Both parties then appealed Jarvis J.’s order. In 2013, the Court of Appeal stayed all of the mother’s claims (including her claim regarding custody and access). The Court of Appeal further found that the issue of whether the children ought to be returned to the PRC was to be addressed by way of a motion to the Superior Court of Justice. To date however, both parties have failed to bring such a motion, and the children have consequently remained with their mother in Canada.

In 2015, the mother issued another application, seeking to lift the stay that had been previously imposed and have the parties’ matrimonial property rights determined pursuant to the internal law of the PRC. Where the father had previously been paying substantial child support, but had recently stopped, the mother maintained that she could no longer pay her housing or the children’s schooling expenses.

Although the mother made an effort to serve the father with this second application, she did not seek to effect service in compliance with the provisions of the Hague Service Convention until late 2015. She additionally sought a motion seeking to validate her attempts at service, but the motion judge dismissed this motion. The mother then renewed the motion, and the judge validated her service.

The father then sought, before the Divisional Court, an order that would set aside the judge’s validation of the mother’s service.

Relevant Statutory Context

Pursuant to Article 1 of the Hague Service Convention, the “Convention shall apply in all cases… where there is occasion to transmit a judicial or extrajudicial document for service abroad”. Canada has been a signatory to the Convention since 1988.

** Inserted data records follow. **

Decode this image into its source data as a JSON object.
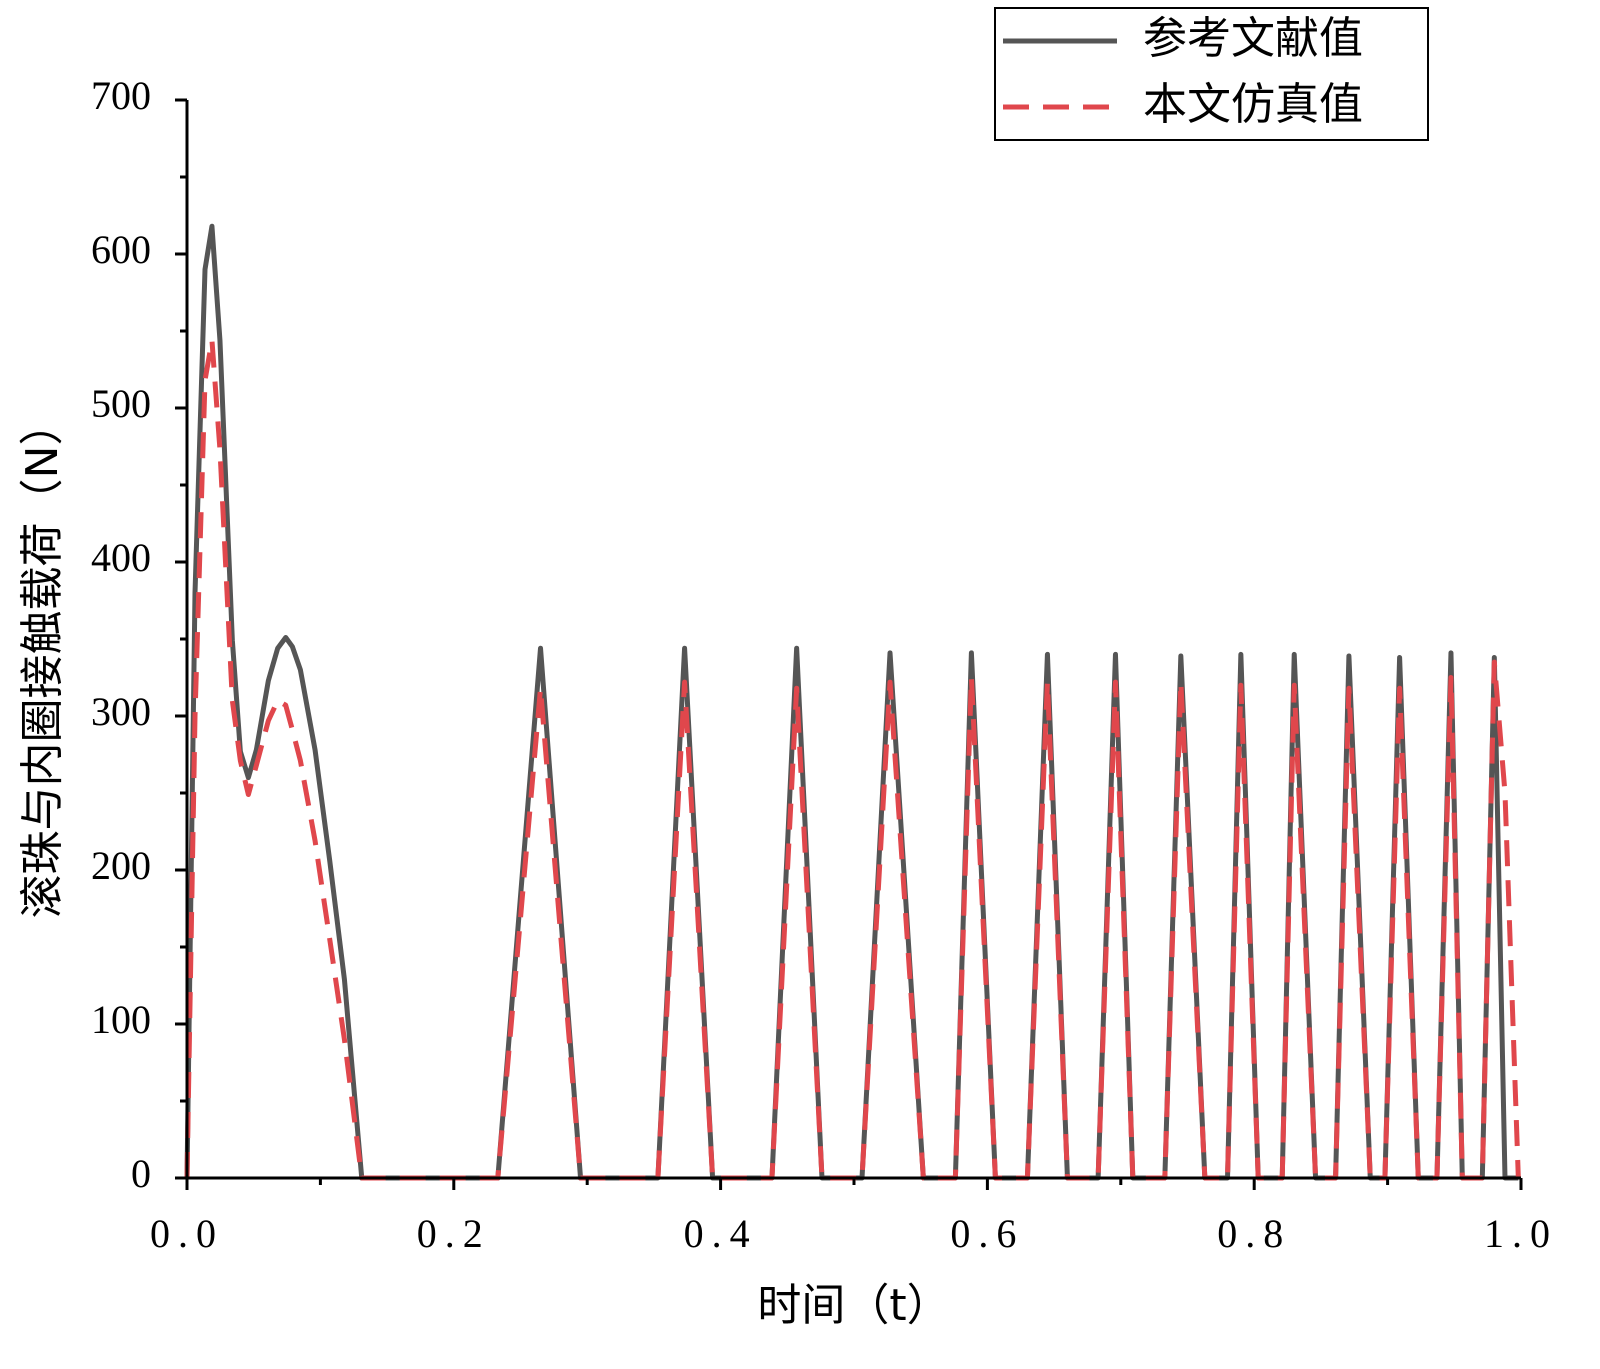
{
  "chart_data": {
    "type": "line",
    "xlabel": "时间（t）",
    "ylabel": "滚珠与内圈接触载荷（N）",
    "xlim": [
      0,
      1
    ],
    "ylim": [
      0,
      700
    ],
    "xticks": [
      {
        "value": 0,
        "label": "0.0"
      },
      {
        "value": 0.2,
        "label": "0.2"
      },
      {
        "value": 0.4,
        "label": "0.4"
      },
      {
        "value": 0.6,
        "label": "0.6"
      },
      {
        "value": 0.8,
        "label": "0.8"
      },
      {
        "value": 1,
        "label": "1.0"
      }
    ],
    "yticks": [
      0,
      100,
      200,
      300,
      400,
      500,
      600,
      700
    ],
    "xminorticks": [
      0.1,
      0.3,
      0.5,
      0.7,
      0.9
    ],
    "yminorticks": [
      50,
      150,
      250,
      350,
      450,
      550,
      650
    ],
    "legend": "upper right",
    "x": [
      0,
      0.006,
      0.0135,
      0.0187,
      0.0247,
      0.034,
      0.04,
      0.046,
      0.052,
      0.061,
      0.068,
      0.074,
      0.079,
      0.085,
      0.096,
      0.107,
      0.118,
      0.131,
      0.233,
      0.265,
      0.295,
      0.353,
      0.373,
      0.394,
      0.4385,
      0.457,
      0.476,
      0.506,
      0.527,
      0.552,
      0.576,
      0.588,
      0.606,
      0.63,
      0.645,
      0.66,
      0.683,
      0.696,
      0.709,
      0.733,
      0.745,
      0.763,
      0.78,
      0.79,
      0.803,
      0.821,
      0.83,
      0.846,
      0.861,
      0.871,
      0.887,
      0.898,
      0.909,
      0.923,
      0.937,
      0.9475,
      0.956,
      0.971,
      0.98,
      0.988,
      0.998
    ],
    "series": [
      {
        "name": "参考文献值",
        "color": "#555555",
        "dash": "solid",
        "values": [
          0,
          380,
          590,
          618,
          544,
          349,
          277,
          260,
          278,
          323,
          344,
          351,
          345,
          330,
          278,
          206,
          129,
          0,
          0,
          344,
          0,
          0,
          344,
          0,
          0,
          344,
          0,
          0,
          341,
          0,
          0,
          341,
          0,
          0,
          340,
          0,
          0,
          340,
          0,
          0,
          339,
          0,
          0,
          340,
          0,
          0,
          340,
          0,
          0,
          339,
          0,
          0,
          338,
          0,
          0,
          341,
          0,
          0,
          338,
          0,
          0
        ]
      },
      {
        "name": "本文仿真值",
        "color": "#e0474c",
        "dash": "dashed",
        "values": [
          0,
          300,
          518,
          544,
          473,
          310,
          271,
          249,
          268,
          297,
          310,
          307,
          291,
          271,
          219,
          155,
          90,
          0,
          0,
          318,
          0,
          0,
          322,
          0,
          0,
          318,
          0,
          0,
          322,
          0,
          0,
          325,
          0,
          0,
          322,
          0,
          0,
          322,
          0,
          0,
          322,
          0,
          0,
          320,
          0,
          0,
          320,
          0,
          0,
          318,
          0,
          0,
          318,
          0,
          0,
          325,
          0,
          0,
          335,
          250,
          0
        ]
      }
    ]
  }
}
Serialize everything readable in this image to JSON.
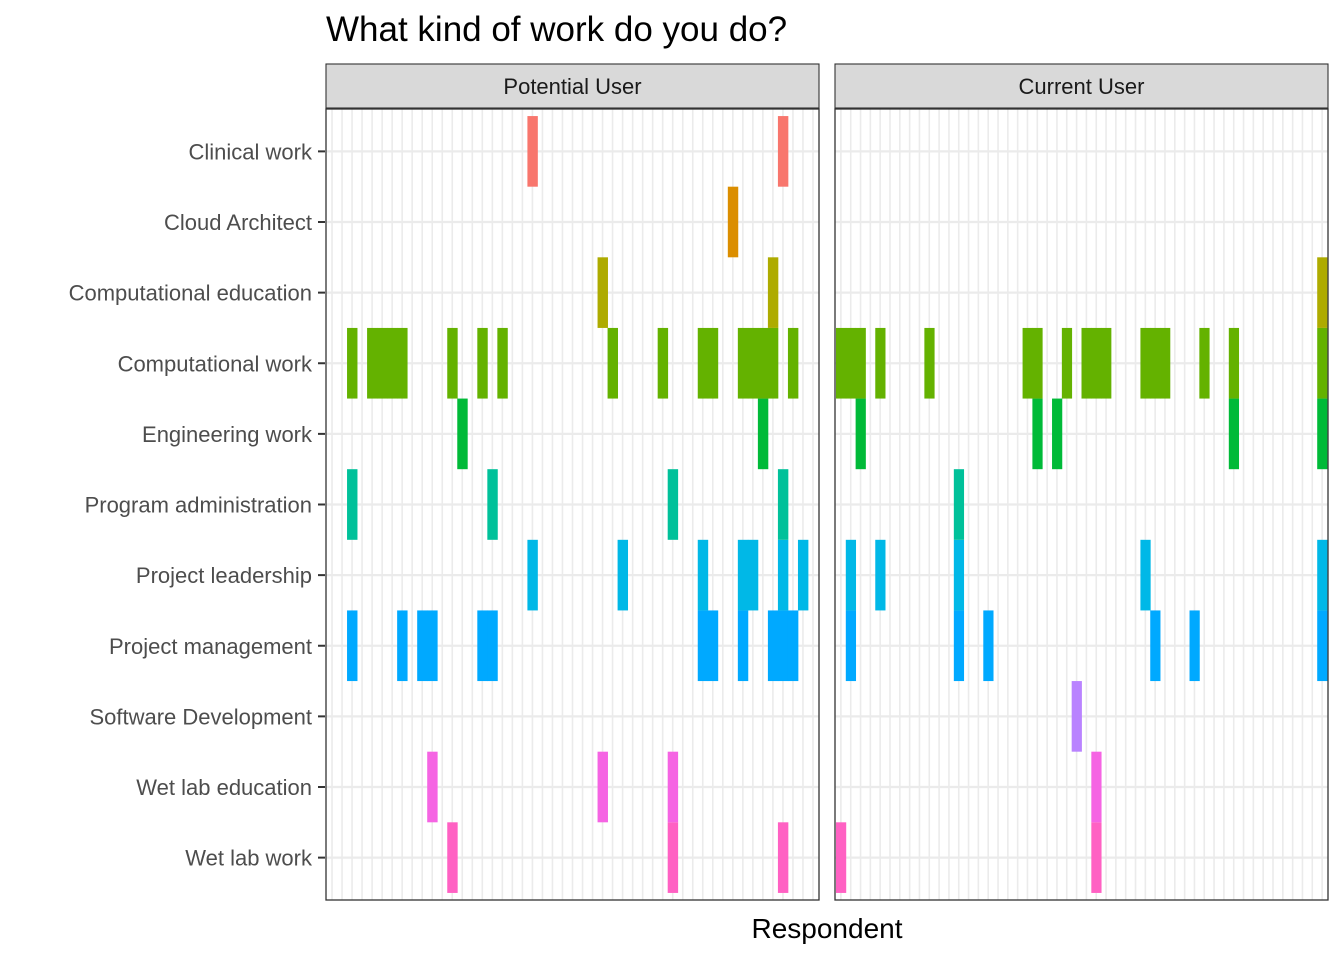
{
  "chart_data": {
    "type": "heatmap",
    "title": "What kind of work do you do?",
    "xlabel": "Respondent",
    "ylabel": "",
    "grid": true,
    "categories": [
      "Wet lab work",
      "Wet lab education",
      "Software Development",
      "Project management",
      "Project leadership",
      "Program administration",
      "Engineering work",
      "Computational work",
      "Computational education",
      "Cloud Architect",
      "Clinical work"
    ],
    "colors": {
      "Wet lab work": "#ff61c3",
      "Wet lab education": "#f564e3",
      "Software Development": "#b983ff",
      "Project management": "#00a9ff",
      "Project leadership": "#00b8e7",
      "Program administration": "#00c19a",
      "Engineering work": "#00ba38",
      "Computational work": "#64b200",
      "Computational education": "#aeab00",
      "Cloud Architect": "#db8e00",
      "Clinical work": "#f8766d"
    },
    "panels": [
      {
        "name": "Potential User",
        "respondent_count": 49,
        "marks": {
          "Wet lab work": [
            13,
            35,
            46
          ],
          "Wet lab education": [
            11,
            28,
            35
          ],
          "Software Development": [],
          "Project management": [
            3,
            8,
            10,
            11,
            16,
            17,
            38,
            39,
            42,
            45,
            46,
            47
          ],
          "Project leadership": [
            21,
            30,
            38,
            42,
            43,
            46,
            48
          ],
          "Program administration": [
            3,
            17,
            35,
            46
          ],
          "Engineering work": [
            14,
            44
          ],
          "Computational work": [
            3,
            5,
            6,
            7,
            8,
            13,
            16,
            18,
            29,
            34,
            38,
            39,
            42,
            43,
            44,
            45,
            47
          ],
          "Computational education": [
            28,
            45
          ],
          "Cloud Architect": [
            41
          ],
          "Clinical work": [
            21,
            46
          ]
        }
      },
      {
        "name": "Current User",
        "respondent_count": 50,
        "marks": {
          "Wet lab work": [
            1,
            27
          ],
          "Wet lab education": [
            27
          ],
          "Software Development": [
            25
          ],
          "Project management": [
            2,
            13,
            16,
            33,
            37,
            50
          ],
          "Project leadership": [
            2,
            5,
            13,
            32,
            50
          ],
          "Program administration": [
            13
          ],
          "Engineering work": [
            3,
            21,
            23,
            41,
            50
          ],
          "Computational work": [
            1,
            2,
            3,
            5,
            10,
            20,
            21,
            24,
            26,
            27,
            28,
            32,
            33,
            34,
            38,
            41,
            50
          ],
          "Computational education": [
            50
          ],
          "Cloud Architect": [],
          "Clinical work": []
        }
      }
    ]
  }
}
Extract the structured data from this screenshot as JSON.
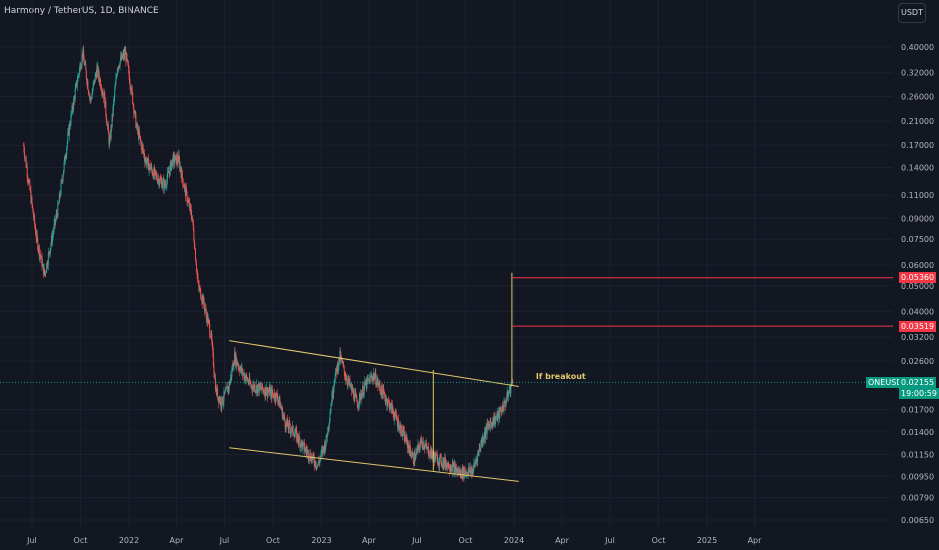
{
  "header": {
    "title": "Harmony / TetherUS, 1D, BINANCE",
    "currency_button": "USDT"
  },
  "chart_data": {
    "type": "candlestick",
    "title": "Harmony / TetherUS, 1D, BINANCE",
    "y_scale": "log",
    "y_ticks": [
      "0.40000",
      "0.32000",
      "0.26000",
      "0.21000",
      "0.17000",
      "0.14000",
      "0.11000",
      "0.09000",
      "0.07500",
      "0.06000",
      "0.05000",
      "0.04000",
      "0.03200",
      "0.02600",
      "0.01700",
      "0.01400",
      "0.01150",
      "0.00950",
      "0.00790",
      "0.00650"
    ],
    "x_ticks": [
      "Jul",
      "Oct",
      "2022",
      "Apr",
      "Jul",
      "Oct",
      "2023",
      "Apr",
      "Jul",
      "Oct",
      "2024",
      "Apr",
      "Jul",
      "Oct",
      "2025",
      "Apr"
    ],
    "price_path": [
      [
        "2021-06-15",
        0.17
      ],
      [
        "2021-07-10",
        0.075
      ],
      [
        "2021-07-25",
        0.055
      ],
      [
        "2021-08-20",
        0.1
      ],
      [
        "2021-09-10",
        0.2
      ],
      [
        "2021-09-25",
        0.3
      ],
      [
        "2021-10-05",
        0.38
      ],
      [
        "2021-10-20",
        0.25
      ],
      [
        "2021-11-01",
        0.33
      ],
      [
        "2021-11-15",
        0.26
      ],
      [
        "2021-11-25",
        0.17
      ],
      [
        "2021-12-10",
        0.34
      ],
      [
        "2021-12-25",
        0.38
      ],
      [
        "2022-01-05",
        0.28
      ],
      [
        "2022-01-15",
        0.2
      ],
      [
        "2022-02-01",
        0.15
      ],
      [
        "2022-02-20",
        0.13
      ],
      [
        "2022-03-10",
        0.12
      ],
      [
        "2022-03-25",
        0.15
      ],
      [
        "2022-04-05",
        0.15
      ],
      [
        "2022-04-15",
        0.12
      ],
      [
        "2022-05-01",
        0.09
      ],
      [
        "2022-05-12",
        0.05
      ],
      [
        "2022-05-20",
        0.045
      ],
      [
        "2022-06-05",
        0.033
      ],
      [
        "2022-06-15",
        0.02
      ],
      [
        "2022-06-25",
        0.018
      ],
      [
        "2022-07-10",
        0.021
      ],
      [
        "2022-07-20",
        0.027
      ],
      [
        "2022-08-01",
        0.024
      ],
      [
        "2022-08-20",
        0.021
      ],
      [
        "2022-09-20",
        0.02
      ],
      [
        "2022-10-10",
        0.019
      ],
      [
        "2022-10-25",
        0.015
      ],
      [
        "2022-11-10",
        0.014
      ],
      [
        "2022-12-01",
        0.012
      ],
      [
        "2022-12-25",
        0.0105
      ],
      [
        "2023-01-10",
        0.013
      ],
      [
        "2023-01-25",
        0.022
      ],
      [
        "2023-02-05",
        0.027
      ],
      [
        "2023-02-15",
        0.023
      ],
      [
        "2023-03-10",
        0.018
      ],
      [
        "2023-03-25",
        0.021
      ],
      [
        "2023-04-10",
        0.023
      ],
      [
        "2023-04-25",
        0.02
      ],
      [
        "2023-05-15",
        0.017
      ],
      [
        "2023-06-10",
        0.013
      ],
      [
        "2023-06-25",
        0.011
      ],
      [
        "2023-07-10",
        0.013
      ],
      [
        "2023-07-20",
        0.012
      ],
      [
        "2023-08-10",
        0.011
      ],
      [
        "2023-09-01",
        0.0105
      ],
      [
        "2023-09-20",
        0.0098
      ],
      [
        "2023-10-15",
        0.01
      ],
      [
        "2023-11-01",
        0.013
      ],
      [
        "2023-11-15",
        0.015
      ],
      [
        "2023-12-01",
        0.016
      ],
      [
        "2023-12-15",
        0.018
      ],
      [
        "2023-12-29",
        0.02155
      ]
    ],
    "trendlines": [
      {
        "name": "upper",
        "from": [
          "2022-07-10",
          0.031
        ],
        "to": [
          "2024-01-10",
          0.0208
        ]
      },
      {
        "name": "lower",
        "from": [
          "2022-07-10",
          0.0122
        ],
        "to": [
          "2024-01-10",
          0.0091
        ]
      }
    ],
    "vertical_segments": [
      {
        "at": "2023-08-01",
        "from": 0.01,
        "to": 0.024
      },
      {
        "at": "2023-12-28",
        "from": 0.021,
        "to": 0.056
      }
    ],
    "horizontal_levels": [
      {
        "value": 0.0536,
        "label": "0.05360",
        "color": "#f23645"
      },
      {
        "value": 0.03519,
        "label": "0.03519",
        "color": "#f23645"
      }
    ],
    "annotation": "If breakout",
    "last_price": {
      "symbol": "ONEUSDT",
      "value": "0.02155",
      "countdown": "19:00:59",
      "color": "#089981"
    }
  }
}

Rule 17.05 of the Rules of Civil Procedure incorporates the Convention and provides that an originating process or other document that is to be served outside of Ontario and in a contracting state shall be served, (a) through the central authority in the contracting state, or (b) in a way that is permitted by the Convention. In terms of the PRC being the destination state, service of an originating process much be effected through the PRC’s Central Authority and all the documents that are served must be translated accordingly.

The Family Law Rules do not specifically mention service outside the jurisdiction, but do contain provisions for regular service, special service, substituted service and approval of irregular service.


The Divisional Court began its analysis by addressing whether the Family Law Rules adequately cover international service. Where the motion judge determined that the Family Law Rules do cover such service, the Court of Appeal respectfully disagreed in finding that its language did not clearly rebut the presumption that Ontario intends its legislation to conform to international law.

The Divisional Court further disagreed with the motion judge’s determination that the Family Law Rules concerning service should apply by analogy to service outside Ontario, and her conclusion that it was not appropriate or necessary to go beyond the Family Law Rules and refer to the Rules of Civil Procedure.

The Divisional Court found that the real issue here was whether the Family Law Rules dealt adequately with service outside the jurisdiction, and if not, whether it would be appropriate to apply the Rules of Civil Procedure. The Court of Appeal reasons that if the Hague Service Convention were to apply, then it would further necessitate usage of the Rules of Civil Procedure(for Rule 17.05 specifically implements the Convention in Ontario).

The Divisional Court concluded that Rule 17.05 – that which provides a complete and mandatory code for service in the states that have contracted to the Hague Service Convention – applies to family law cases. The Hague Service Convention explicitly provides that its provisions apply to all cases in civil and commercial matters, and where family law matters are civil matters, the Convention ought to apply.

The Divisional Court additionally noted that the facts of this case were not such that they warranted an access to justice exception to the Hague Service Convention. The Court found that the need to comply with the Convention did not create or contribute to the source of any delays in the matter. Consequently, the Divisional Court allowed the appeal and set aside the motion judge’s order – requiring the mother to re-serve the appropriate documents in accordance with the Hague Service Convention.